Proof. Let $A = [T]_{\beta}^{\gamma}$ where $\beta$ and $\gamma$ are orthonormal bases for $V$ and $W$. Then by Theorem 1, rank($T$) = rank($A$) and rank($T^*$) = rank($A^*$). Then by Theorem 2, the result is clear. $\blacksquare$
Theorem 6
Theorem 6. Let $T \in \mathcal{L}(V, W)$ where $V$ and $W$ are finite-dimensional inner product spaces with inner products $\langle \cdot, \cdot \rangle _1$ and $\langle \cdot, \cdot \rangle _2$, respectively. Then $R(T^*)^{\perp} = N(T)$.
Proof. Note that $\forall y \in R(T^*)$, $\exists s \in V$ such that $T^*(s) = y$.
Then $\forall x \in R(T^*)^{\perp}$, we have $\langle x, y \rangle _1 = \langle x, T^*(s) \rangle _1 = \langle T(x), s \rangle _2 = 0$. Since we choose $s$ arbitrarily, $T(x) = \mathbf{0}$. Thus $R(T^*)^{\perp} \subseteq N(T)$.

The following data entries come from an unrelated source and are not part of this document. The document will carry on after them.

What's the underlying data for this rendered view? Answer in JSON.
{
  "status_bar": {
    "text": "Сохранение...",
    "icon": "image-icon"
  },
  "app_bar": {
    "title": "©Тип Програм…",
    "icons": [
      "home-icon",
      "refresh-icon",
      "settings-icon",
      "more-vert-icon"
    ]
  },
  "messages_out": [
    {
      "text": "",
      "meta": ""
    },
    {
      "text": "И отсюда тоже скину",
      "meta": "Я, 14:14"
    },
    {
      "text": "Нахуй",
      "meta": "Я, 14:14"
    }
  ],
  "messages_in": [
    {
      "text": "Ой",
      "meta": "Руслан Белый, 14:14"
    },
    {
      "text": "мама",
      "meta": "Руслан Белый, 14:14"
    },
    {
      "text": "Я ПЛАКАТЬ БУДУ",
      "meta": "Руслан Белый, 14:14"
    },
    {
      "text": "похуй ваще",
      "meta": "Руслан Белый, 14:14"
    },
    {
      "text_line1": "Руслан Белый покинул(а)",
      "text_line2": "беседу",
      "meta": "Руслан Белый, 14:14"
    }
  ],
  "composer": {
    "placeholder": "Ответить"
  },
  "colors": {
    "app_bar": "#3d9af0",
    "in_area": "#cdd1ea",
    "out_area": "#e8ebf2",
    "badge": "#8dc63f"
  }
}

$\forall z \in N(T)$, we have $\langle z, y \rangle _1 = \langle z, T^*(s) \rangle _1 = \langle T(z), s \rangle _2 = 0$. Thus $x \in R(T^*)^{\perp}$. Hence $R(T^*)^{\perp} = N(T).$ $\blacksquare$
Theorem 7
Theorem 7. Let $T \in \mathcal{L}(V, W)$ where $V$ and $W$ are finite-dimensional inner product spaces. If $T$ is invertible, then $T^*$ is invertible and $(T^*)^{-1} = (T^{-1})^*$.
Proof. Let $A = [T]_{\beta}^{\gamma}$ where $\beta$ and $\gamma$ are ordered bases for $V$ and $W$, respectively. Then we have $AA^{-1} = A^{-1}A = I$. Note that $(AA^{-1})^* = (A^{-1})^*A^* = I$ and $(A^{-1}A)^* = A^*(A^{-1})^* = I$. Thus $(A^*)^{-1} = (A^{-1})^*$ and $T^*$ is invertible.
Since $A^* = [T^*]_{\gamma}^{\beta}$ and $A^{-1} = [T^{-1}]_{\gamma}^{\beta}$, we have $[(T^*)^{-1}]_{\beta}^{\gamma} = (A^*)^{-1} = (A^{-1})^* = [(T^{-1})^*]_{\beta}^{\gamma}$. Thus $(T^*)^{-1} = (T^{-1})^*$. $\blacksquare$